Deleuze, je l’ai découvert un peu plus tard, à la fin de l’ESSEC. Il ne m’a jamais lâché et c’est clairement le philosophe qui m’a le plus construit. C’est étrange de dire ça, mais Nietzsche et Deleuze sont les deux personnes au monde qui m’ont le plus fait grandir. Plus que mes parents, plus que mes rencontres. Et ce sont les seuls qui m’aient fait croire en le livre. Parce que j’ai toujours eu un gros doute sur son utilité, son intérêt : je n’ai jamais postulé que la culture soit utile, fondamentale. On ne m’a pas éduqué ainsi. Les premiers qui m’ont fait sentir physiquement et mentalement que le livre pouvait changer une vie, c’est Nietzsche et Deleuze. Ce sont eux qui m’ont appris ça. Et les lire m’a donné envie d’écrire pour apporter quelque chose à mon tour. (Alain Damasio)

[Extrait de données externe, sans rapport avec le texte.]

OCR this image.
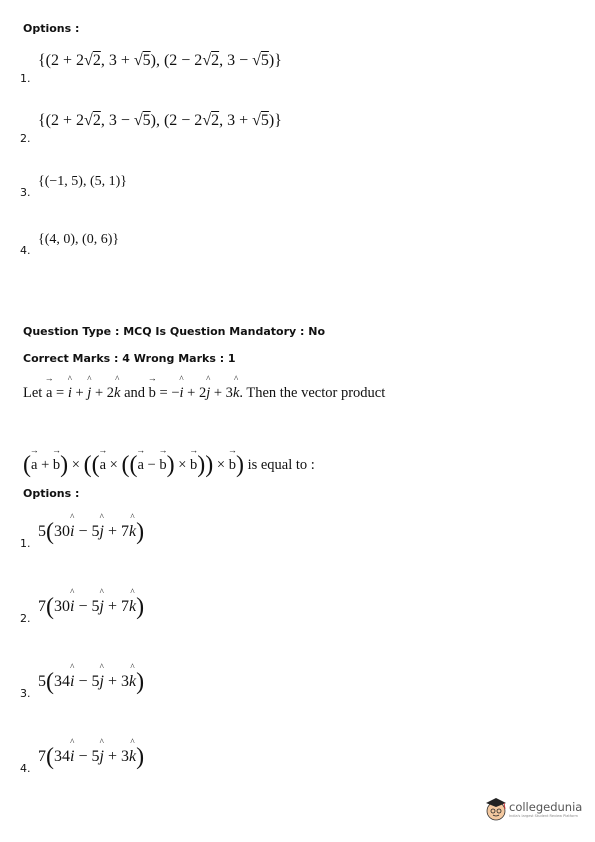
Options :
1.
{(2 + 2√2, 3 + √5), (2 − 2√2, 3 − √5)}
2.
{(2 + 2√2, 3 − √5), (2 − 2√2, 3 + √5)}
3.
{(−1, 5), (5, 1)}
4.
{(4, 0), (0, 6)}
Question Type : MCQ Is Question Mandatory : No
Correct Marks : 4 Wrong Marks : 1
Let a
→
= i
^
+ j
^
+ 2k
^
and b
→
= −i
^
+ 2j
^
+ 3k
^
. Then the vector product
(a
→
+ b
→
) × ((a
→
× ((a
→
− b
→
) × b
→
)) × b
→
) is equal to :
Options :
1.
5(30i
^
− 5j
^
+ 7k
^
)
2.
7(30i
^
− 5j
^
+ 7k
^
)
3.
5(34i
^
− 5j
^
+ 3k
^
)
4.
7(34i
^
− 5j
^
+ 3k
^
)
collegedunia
India's largest Student Review Platform
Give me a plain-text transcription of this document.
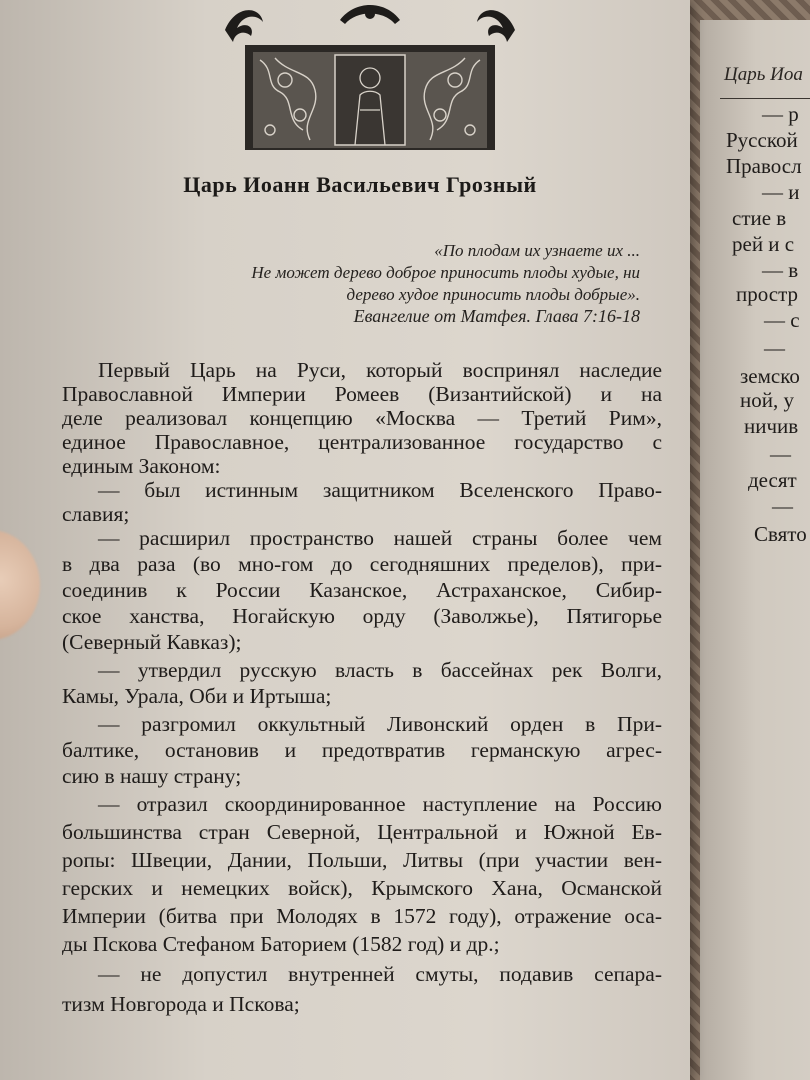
Царь Иоа
— р
Русской
Правосл
— и
стие в
рей и с
— в
простр
— с
—
земско
ной, у
ничив
—
десят
—
Свято
Царь Иоанн Васильевич Грозный
«По плодам их узнаете их ...
Не может дерево доброе приносить плоды худые, ни
дерево худое приносить плоды добрые».
Евангелие от Матфея. Глава 7:16-18
Первый Царь на Руси, который воспринял наследие
Православной Империи Ромеев (Византийской) и на
деле реализовал концепцию «Москва — Третий Рим»,
единое Православное, централизованное государство с
единым Законом:
— был истинным защитником Вселенского Право-
славия;
— расширил пространство нашей страны более чем
в два раза (во мно-гом до сегодняшних пределов), при-
соединив к России Казанское, Астраханское, Сибир-
ское ханства, Ногайскую орду (Заволжье), Пятигорье
(Северный Кавказ);
— утвердил русскую власть в бассейнах рек Волги,
Камы, Урала, Оби и Иртыша;
— разгромил оккультный Ливонский орден в При-
балтике, остановив и предотвратив германскую агрес-
сию в нашу страну;
— отразил скоординированное наступление на Россию
большинства стран Северной, Центральной и Южной Ев-
ропы: Швеции, Дании, Польши, Литвы (при участии вен-
герских и немецких войск), Крымского Хана, Османской
Империи (битва при Молодях в 1572 году), отражение оса-
ды Пскова Стефаном Баторием (1582 год) и др.;
— не допустил внутренней смуты, подавив сепара-
тизм Новгорода и Пскова;
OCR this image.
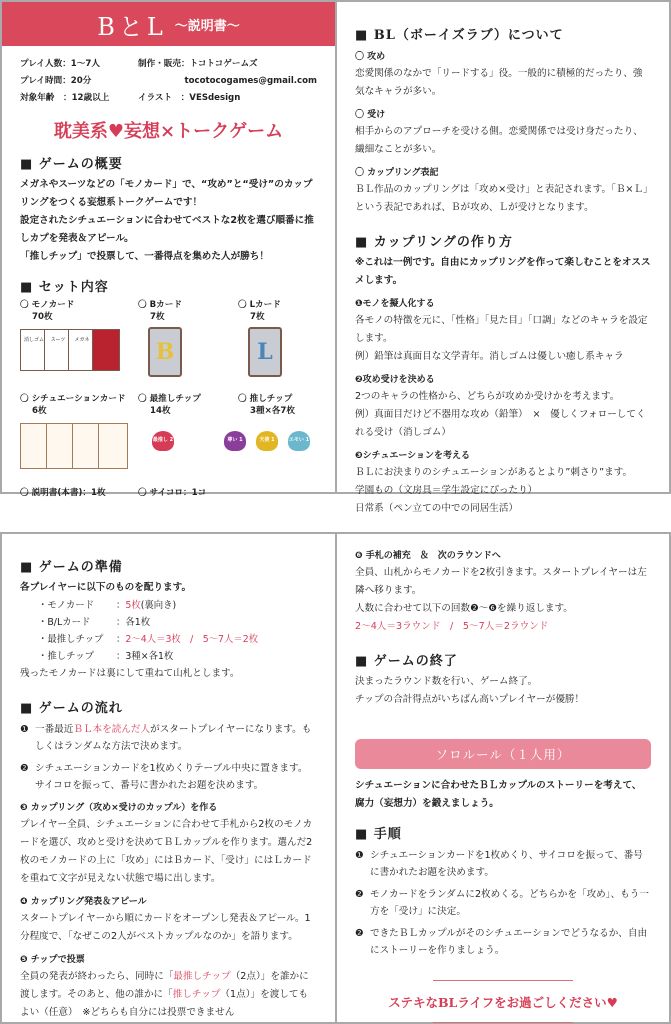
BとL 〜説明書〜
プレイ人数：1〜7人	制作・販売：トコトコゲームズ
プレイ時間：20分	tocotocogames@gmail.com
対象年齢　：12歳以上	イラスト　：VESdesign
耽美系♥妄想×トークゲーム
■ ゲームの概要

メガネやスーツなどの「モノカード」で、“攻め”と“受け”のカップリングをつくる妄想系トークゲームです！

設定されたシチュエーションに合わせてベストな2枚を選び順番に推しカプを発表＆アピール。

「推しチップ」で投票して、一番得点を集めた人が勝ち！

■ セット内容
〇 モノカード
70枚
消しゴム	スーツ	メガネ
〇 Bカード
7枚
B
〇 Lカード
7枚
L
〇 シチュエーションカード
6枚
〇 最推しチップ
14枚
最推し 2
〇 推しチップ
3種×各7枚
尊い 1	天使 1	エモい 1
〇 説明書(本書)：1枚	〇 サイコロ：1コ
■ BL（ボーイズラブ）について
〇 攻め

恋愛関係のなかで「リードする」役。一般的に積極的だったり、強気なキャラが多い。

〇 受け

相手からのアプローチを受ける側。恋愛関係では受け身だったり、繊細なことが多い。

〇 カップリング表記

ＢＬ作品のカップリングは「攻め×受け」と表記されます。「Ｂ×Ｌ」という表記であれば、Ｂが攻め、Ｌが受けとなります。

■ カップリングの作り方

※これは一例です。自由にカップリングを作って楽しむことをオススメします。

❶モノを擬人化する

各モノの特徴を元に、「性格」「見た目」「口調」などのキャラを設定します。

例）鉛筆は真面目な文学青年。消しゴムは優しい癒し系キャラ

❷攻め受けを決める

2つのキャラの性格から、どちらが攻めか受けかを考えます。

例）真面目だけど不器用な攻め（鉛筆）　×　優しくフォローしてくれる受け（消しゴム）

❸シチュエーションを考える

ＢＬにお決まりのシチュエーションがあるとより”刺さり”ます。

学園もの（文房具＝学生設定にぴったり）

日常系（ペン立ての中での同居生活）

■ ゲームの準備

各プレイヤーに以下のものを配ります。

・モノカード ：5枚(裏向き)
・B/Lカード	：各1枚
・最推しチップ ：2〜4人＝3枚　/　5〜7人＝2枚
・推しチップ ：3種×各1枚

残ったモノカードは裏にして重ねて山札とします。

■ ゲームの流れ
❶ 一番最近ＢＬ本を読んだ人がスタートプレイヤーになります。もしくはランダムな方法で決めます。
❷ シチュエーションカードを1枚めくりテーブル中央に置きます。サイコロを振って、番号に書かれたお題を決めます。
❸ カップリング（攻め×受けのカップル）を作る

プレイヤー全員、シチュエーションに合わせて手札から2枚のモノカードを選び、攻めと受けを決めてＢＬカップルを作ります。選んだ2枚のモノカードの上に「攻め」にはＢカード、「受け」にはＬカードを重ねて文字が見えない状態で場に出します。

❹ カップリング発表＆アピール

スタートプレイヤーから順にカードをオープンし発表＆アピール。1分程度で、「なぜこの2人がベストカップルなのか」を語ります。

❺ チップで投票

全員の発表が終わったら、同時に「最推しチップ（2点）」を誰かに渡します。そのあと、他の誰かに「推しチップ（1点）」を渡してもよい（任意）　※どちらも自分には投票できません

❻ 手札の補充　＆　次のラウンドへ

全員、山札からモノカードを2枚引きます。スタートプレイヤーは左隣へ移ります。

人数に合わせて以下の回数❷〜❻を繰り返します。

2〜4人＝3ラウンド　/　5〜7人＝2ラウンド

■ ゲームの終了

決まったラウンド数を行い、ゲーム終了。

チップの合計得点がいちばん高いプレイヤーが優勝！

ソロルール（１人用）

シチュエーションに合わせたＢＬカップルのストーリーを考えて、腐力（妄想力）を鍛えましょう。

■ 手順
❶ シチュエーションカードを1枚めくり、サイコロを振って、番号に書かれたお題を決めます。
❷ モノカードをランダムに2枚めくる。どちらかを「攻め」、もう一方を「受け」に決定。
❷ できたＢＬカップルがそのシチュエーションでどうなるか、自由にストーリーを作りましょう。
ステキなBLライフをお過ごしください♥
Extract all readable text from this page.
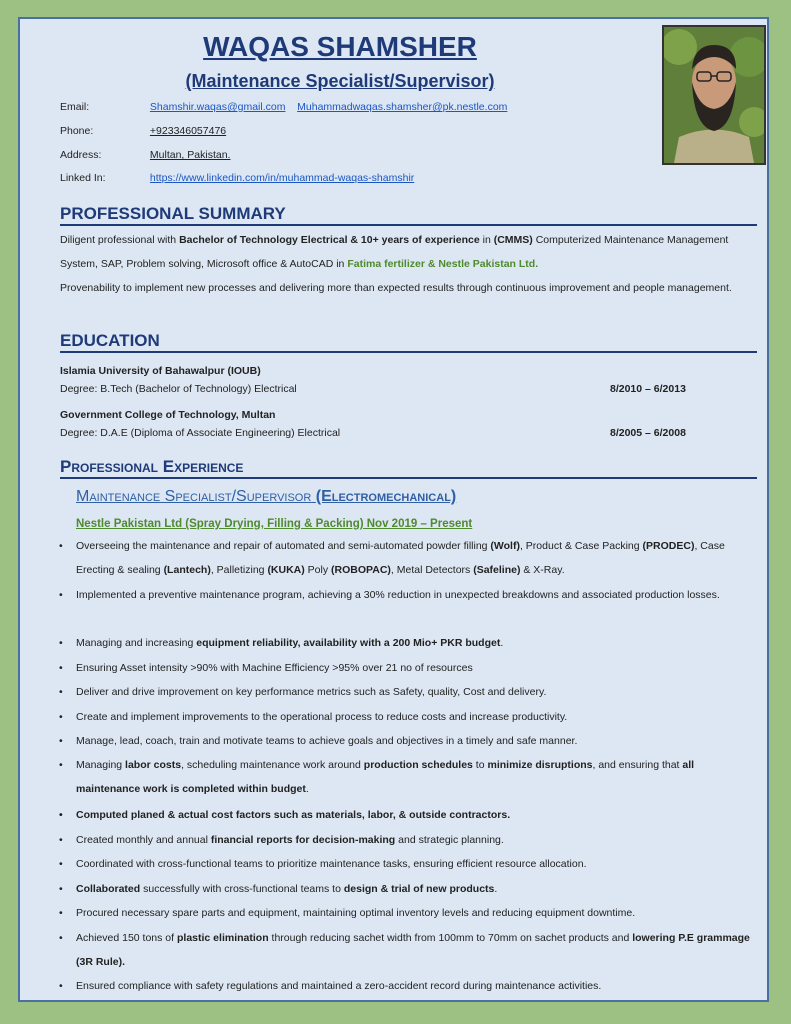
WAQAS SHAMSHER
(Maintenance Specialist/Supervisor)
Email:	Shamshir.waqas@gmail.com Muhammadwaqas.shamsher@pk.nestle.com
Phone:	+923346057476
Address:	Multan, Pakistan.
Linked In:	https://www.linkedin.com/in/muhammad-waqas-shamshir
PROFESSIONAL SUMMARY
Diligent professional with Bachelor of Technology Electrical & 10+ years of experience in (CMMS) Computerized Maintenance Management System, SAP, Problem solving, Microsoft office & AutoCAD in Fatima fertilizer & Nestle Pakistan Ltd.
Provenability to implement new processes and delivering more than expected results through continuous improvement and people management.
EDUCATION
Islamia University of Bahawalpur (IOUB)
Degree: B.Tech (Bachelor of Technology) Electrical	8/2010 – 6/2013
Government College of Technology, Multan
Degree: D.A.E (Diploma of Associate Engineering) Electrical	8/2005 – 6/2008
Professional Experience
Maintenance Specialist/Supervisor (Electromechanical)
Nestle Pakistan Ltd (Spray Drying, Filling & Packing) Nov 2019 – Present
• Overseeing the maintenance and repair of automated and semi-automated powder filling (Wolf), Product & Case Packing (PRODEC), Case Erecting & sealing (Lantech), Palletizing (KUKA) Poly (ROBOPAC), Metal Detectors (Safeline) & X-Ray.
• Implemented a preventive maintenance program, achieving a 30% reduction in unexpected breakdowns and associated production losses.
• Managing and increasing equipment reliability, availability with a 200 Mio+ PKR budget.
• Ensuring Asset intensity >90% with Machine Efficiency >95% over 21 no of resources
• Deliver and drive improvement on key performance metrics such as Safety, quality, Cost and delivery.
• Create and implement improvements to the operational process to reduce costs and increase productivity.
• Manage, lead, coach, train and motivate teams to achieve goals and objectives in a timely and safe manner.
• Managing labor costs, scheduling maintenance work around production schedules to minimize disruptions, and ensuring that all maintenance work is completed within budget.
• Computed planed & actual cost factors such as materials, labor, & outside contractors.
• Created monthly and annual financial reports for decision-making and strategic planning.
• Coordinated with cross-functional teams to prioritize maintenance tasks, ensuring efficient resource allocation.
• Collaborated successfully with cross-functional teams to design & trial of new products.
• Procured necessary spare parts and equipment, maintaining optimal inventory levels and reducing equipment downtime.
• Achieved 150 tons of plastic elimination through reducing sachet width from 100mm to 70mm on sachet products and lowering P.E grammage (3R Rule).
• Ensured compliance with safety regulations and maintained a zero-accident record during maintenance activities.
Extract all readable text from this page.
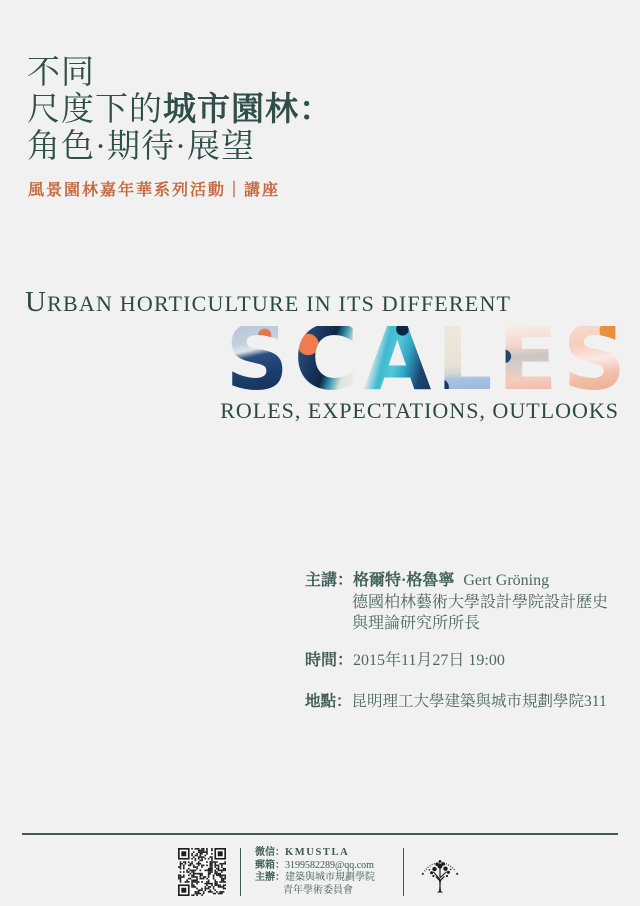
不同
尺度下的城市園林：
角色·期待·展望

風景園林嘉年華系列活動｜講座

URBAN HORTICULTURE IN ITS DIFFERENT
S C A L E S
ROLES, EXPECTATIONS, OUTLOOKS
主講：格爾特·格魯寧 Gert Gröning
德國柏林藝術大學設計學院設計歷史
與理論研究所所長
時間：2015年11月27日 19:00
地點：昆明理工大學建築與城市規劃學院311
微信：KMUSTLA
郵箱：3199582289@qq.com
主辦：建築與城市規劃學院
青年學術委員會
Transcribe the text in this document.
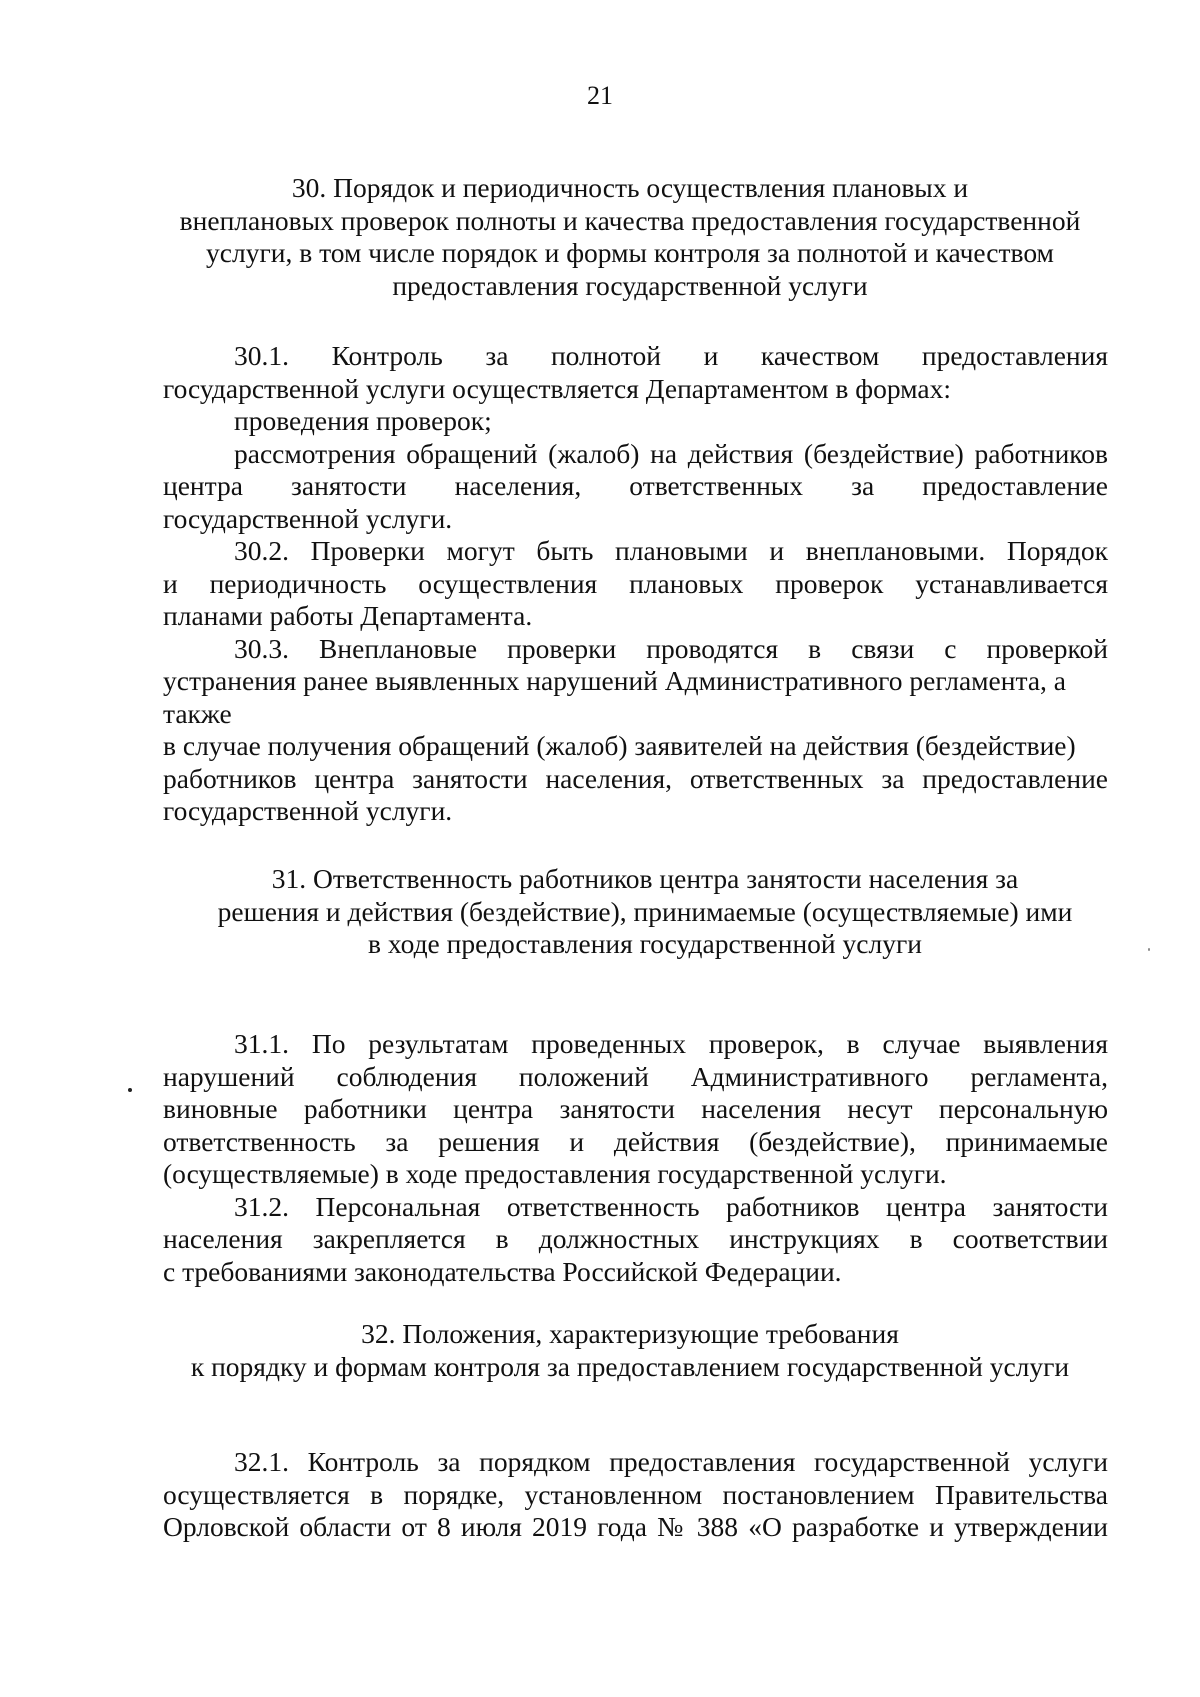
21
30. Порядок и периодичность осуществления плановых и
внеплановых проверок полноты и качества предоставления государственной
услуги, в том числе порядок и формы контроля за полнотой и качеством
предоставления государственной услуги
30.1. Контроль за полнотой и качеством предоставления
государственной услуги осуществляется Департаментом в формах:
проведения проверок;
рассмотрения обращений (жалоб) на действия (бездействие) работников
центра занятости населения, ответственных за предоставление
государственной услуги.
30.2. Проверки могут быть плановыми и внеплановыми. Порядок
и периодичность осуществления плановых проверок устанавливается
планами работы Департамента.
30.3. Внеплановые проверки проводятся в связи с проверкой
устранения ранее выявленных нарушений Административного регламента, а
также
в случае получения обращений (жалоб) заявителей на действия (бездействие)
работников центра занятости населения, ответственных за предоставление
государственной услуги.
31. Ответственность работников центра занятости населения за
решения и действия (бездействие), принимаемые (осуществляемые) ими
в ходе предоставления государственной услуги
31.1. По результатам проведенных проверок, в случае выявления
нарушений соблюдения положений Административного регламента,
виновные работники центра занятости населения несут персональную
ответственность за решения и действия (бездействие), принимаемые
(осуществляемые) в ходе предоставления государственной услуги.
31.2. Персональная ответственность работников центра занятости
населения закрепляется в должностных инструкциях в соответствии
с требованиями законодательства Российской Федерации.
32. Положения, характеризующие требования
к порядку и формам контроля за предоставлением государственной услуги
32.1. Контроль за порядком предоставления государственной услуги
осуществляется в порядке, установленном постановлением Правительства
Орловской области от 8 июля 2019 года № 388 «О разработке и утверждении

Consacrant de 45 à 90 pages à chaque auteur (à l’exception d’Emmanuel Jouanne, dont les 30 pages sont issues d’une interview plus ancienne), Richard Comballot développe sous nos yeux son art assez spécifique de l’entretien approfondi. Comme il nous y a habitués dans le format qu’il affectionne au sein de la précieuse revue Bifrost, il sait aller, mine de rien, au fond des choses, s’appuyant sur un méticuleux travail préalable de lecture et d’intégration des entretiens ou articles déjà existants, quelle que soit la difficulté éventuelle à se procurer les sources souvent éphémères de ces données, surtout lorsque sont évoqués les « débuts de carrière ». Documenté en profondeur, toujours étonnamment complice sans jamais être complaisant, nanti d’un solide sens de l’humour qui ne s’exprime jamais aux dépends du propos lui-même, il obtient ainsi d’impressionnants discours raisonnés, qu’ils soient déjà construits ou que leur construction s’opère sous nos yeux, y compris sur des sujets souvent délicats pour les auteurs, qu’il s’agisse de traumatismes éventuels, de lectures et d’influences, ou du rapport de chacun à la science-fiction en soi.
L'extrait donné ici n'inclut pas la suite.